Le système mis en place était assez complexe. L’URLL s’abritait derrière de nombreuses associations satellites pour récolter l’argent du riche CNPG via des surfacturations de salariés mis à disposition ou des prestations qui n’ont jamais existé ou pas entièrement. Le tout étant approuvé par des membres d’associations siégeant souvent au conseil municipal. Dans sa grande bonté, le CNPG est même allé jusqu’à payer des formations qui ne lui étaient pas destinées.

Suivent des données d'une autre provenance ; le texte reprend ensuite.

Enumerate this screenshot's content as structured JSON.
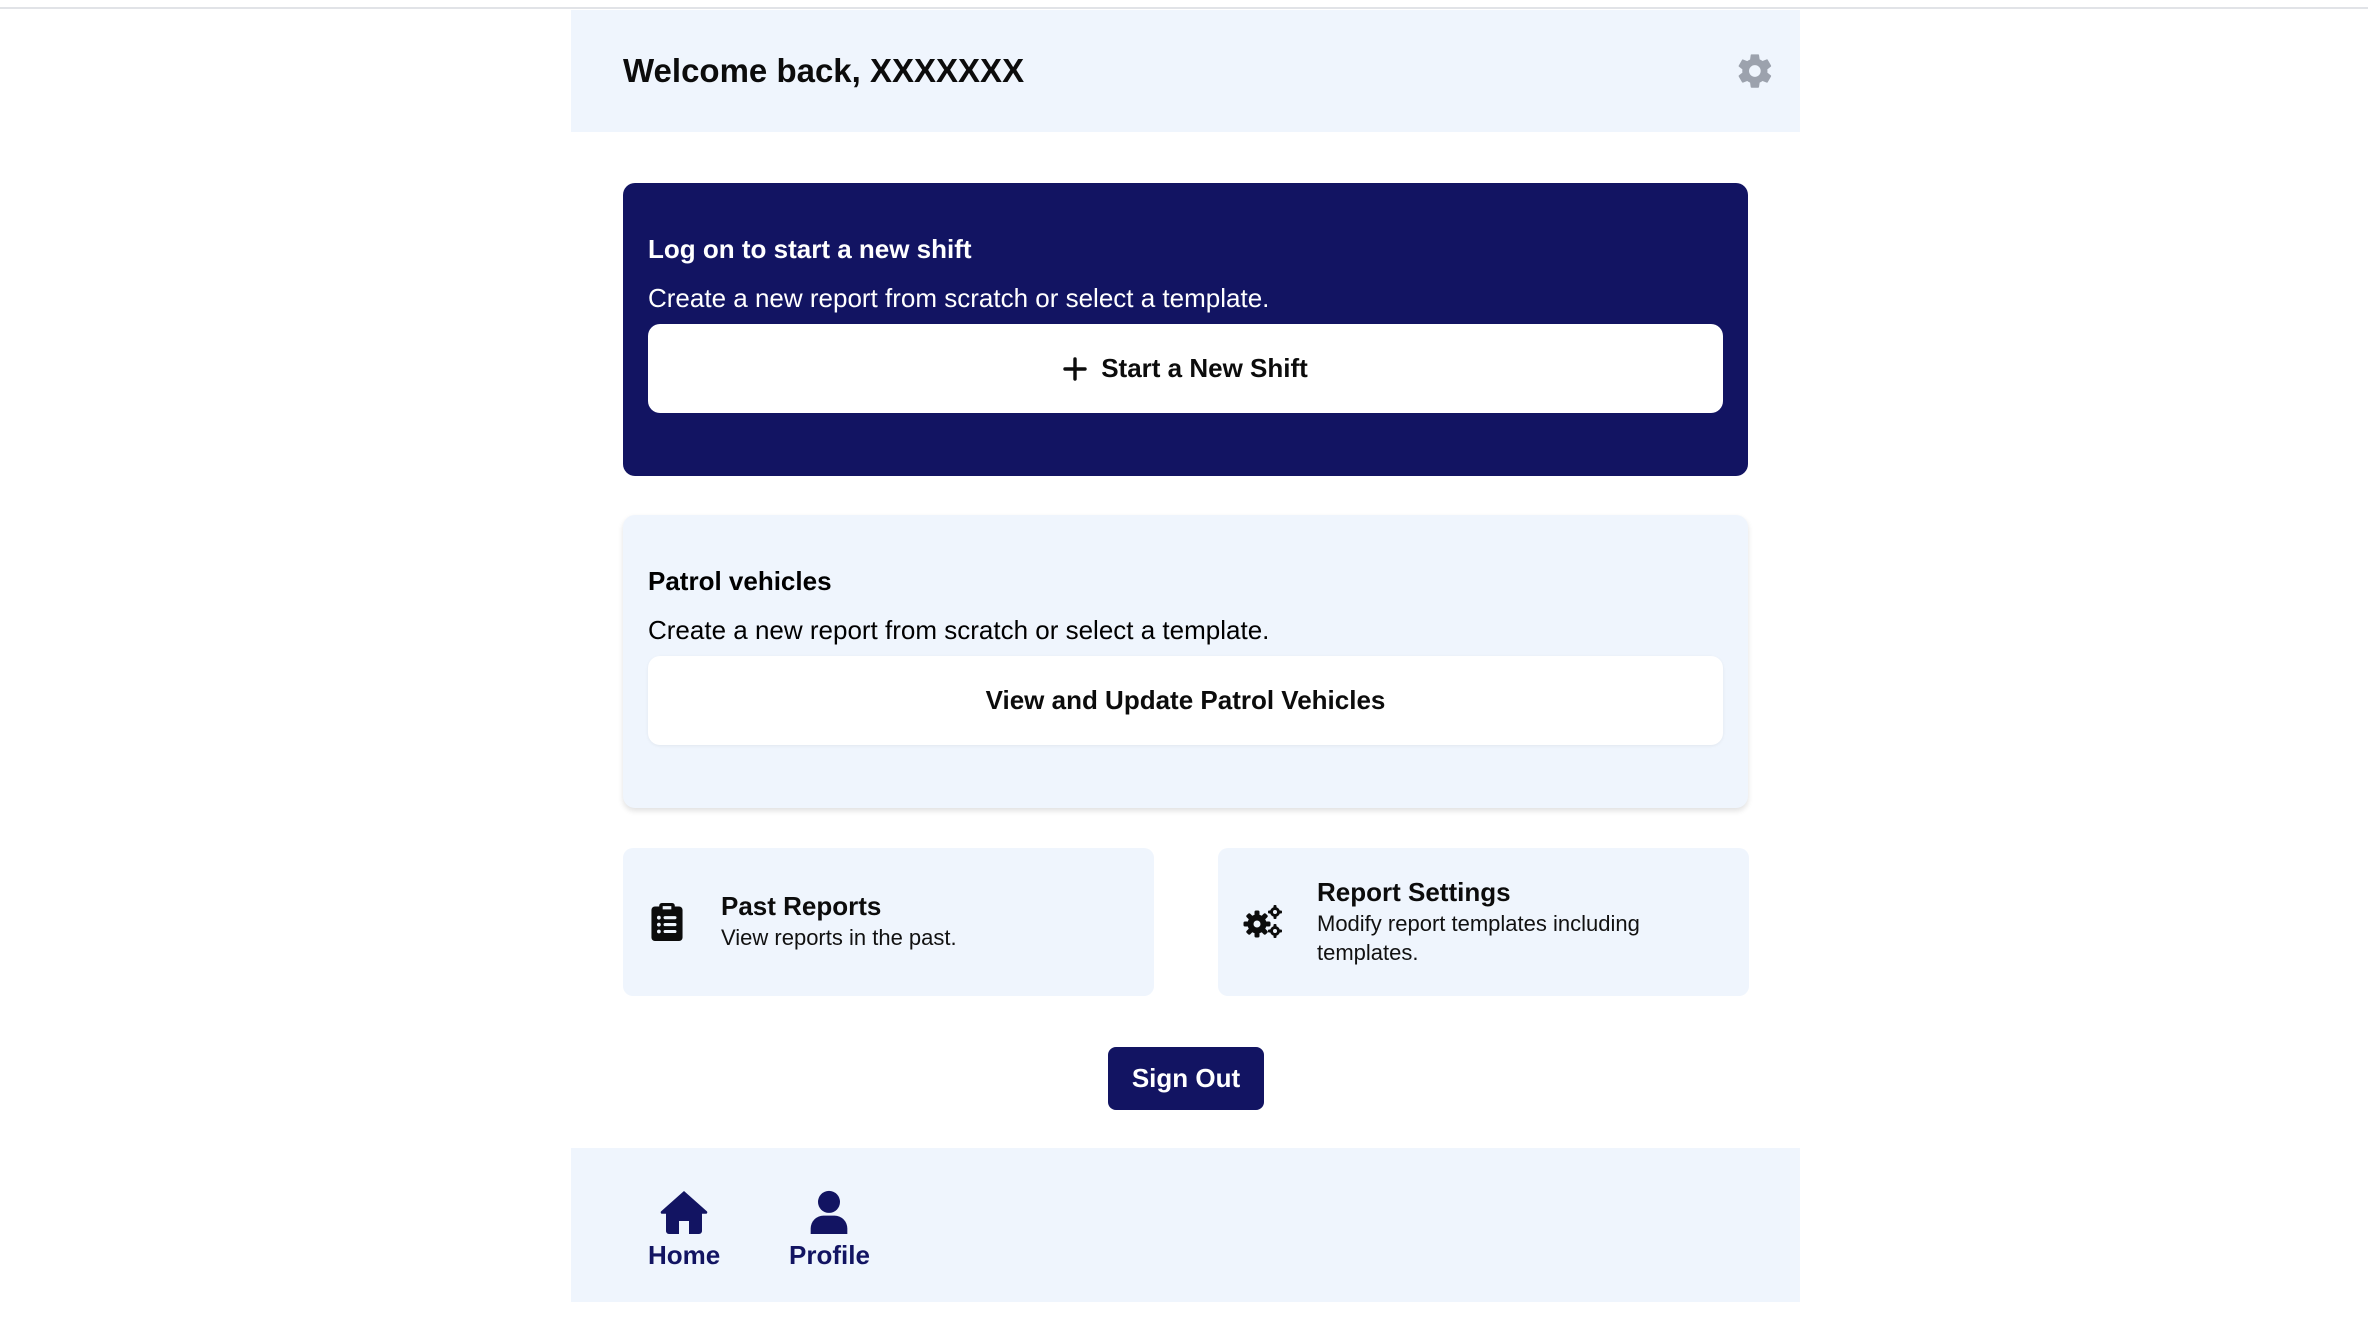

Derrière tous ces agissements, le financement de la vie politique n’apparaît pas clairement. Le seul destinataire de ces malversations semble être la fédération Léo Lagrange et ses démembrements locaux. “Rhône-Alpes était l’une des seules régions où cette association ne perdait pas d’argent”, précise une source judiciaire. Saint-Fons y a grandement contribué.
Au procès, son secrétaire général national, Yves Blein, comparaîtra comme prévenu. À ses côtés, se trouveront Yves Montgenot- ancien maire de Saint-Fons (1995-2001), qui a expliqué aux enquêteurs avoir seulement perpétué des pratiques existantes – et des hommes et des femmes de paille. “Dans cette affaire, seule la partie émergée de l’iceberg sera jugée”, regrette Michel Denis, maire divers droite de Saint-Fons de 2001 à 2008. En matière politico-financière, la justice ne remonte que sur trois ans. En allant chercher plus loin, c’est un système d’une autre ampleur et avec d’autres responsables qui aurait pu se retrouver devant le tribunal correctionnel de Lyon.